My core version is 3.3.8, but I've also tried with the one below.

3.3.8 is outdated and unsupported. KFP recently added support for Argo 3.4.x in https://github.com/kubeflow/pipelines/pull/10568, which is supported

    image: gcr.io/ml-pipeline/workflow-controller:v3.3.10-license-compliance

This is not an Argo image, that is a Kubeflow fork, so Argo cannot help you with that.

Currently every pipeline/workflow ends with above error.

We have the same version on other environments and it works there.

If it works in a different environment, that sounds like an environment issue and not an Argo bug. Every Workflow failing in one environment but not another sounds very much like an environment issue.

I've tried with hello-world workflow and issue is the same:

Similarly, Argo runs many tests in CI and has many users; the hello-world workflow certainly works, so this sounds like an environment issue as well. To be explicit, I cannot reproduce that.

    - --executor-image
    - quay.io/argoproj/workflow-controller:latest

The Controller is not an Executor, so that is an incorrect configuration and possibly the source of your errors. I've also never seen an error with the format "{{`ppln-from-vsc-xkhhr`}}" -- the backticks in a template seem invalid -- so this sounds like some very unexpected configuration was given to Argo, which would correctly result in an error.

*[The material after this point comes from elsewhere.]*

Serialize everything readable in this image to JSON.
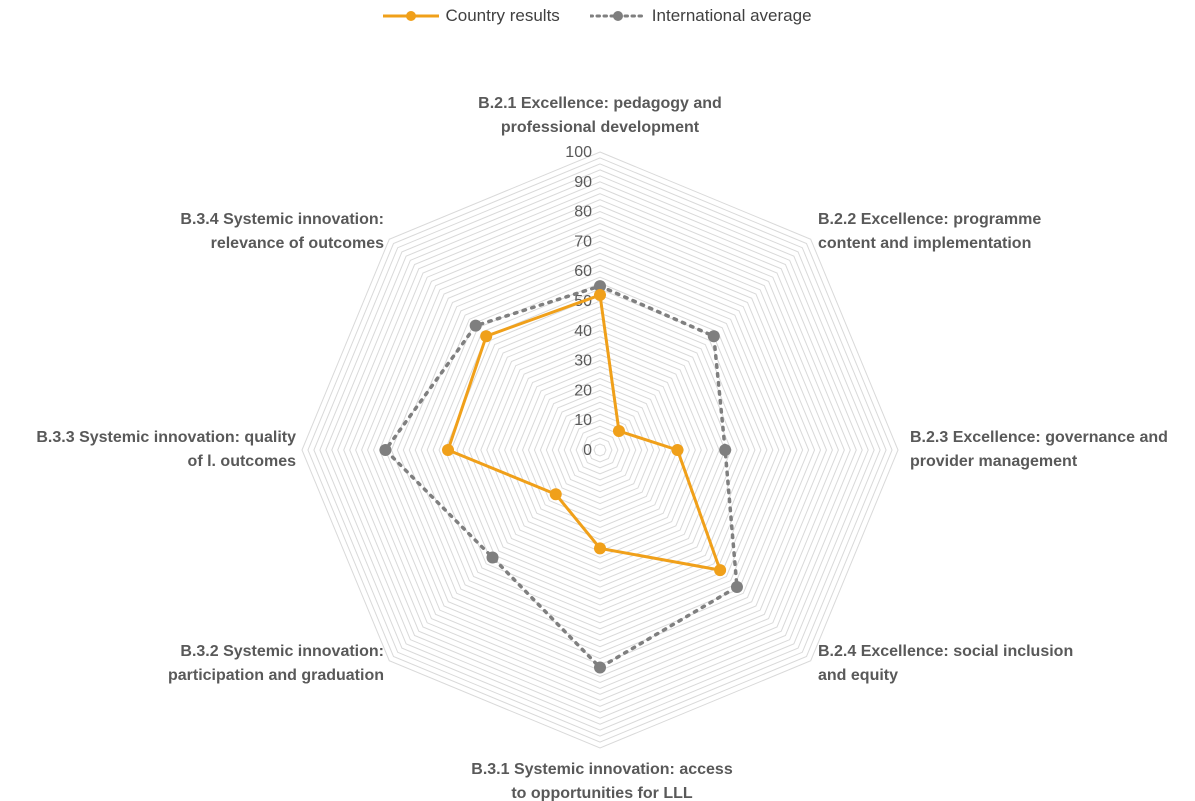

You also did not provide your Controller ConfigMap, which could also have bugs in it.

workflow-controller time="2024-08-27T13:51:18.924Z" level=info msg="Get configmaps 404"
workflow-controller time="2024-08-27T13:51:18.924Z" level=warning msg="Non-transient error: configmaps \"artifact-repositories\" not found"

You also have some other issues popping up in your logs that are indicative of misconfigurations.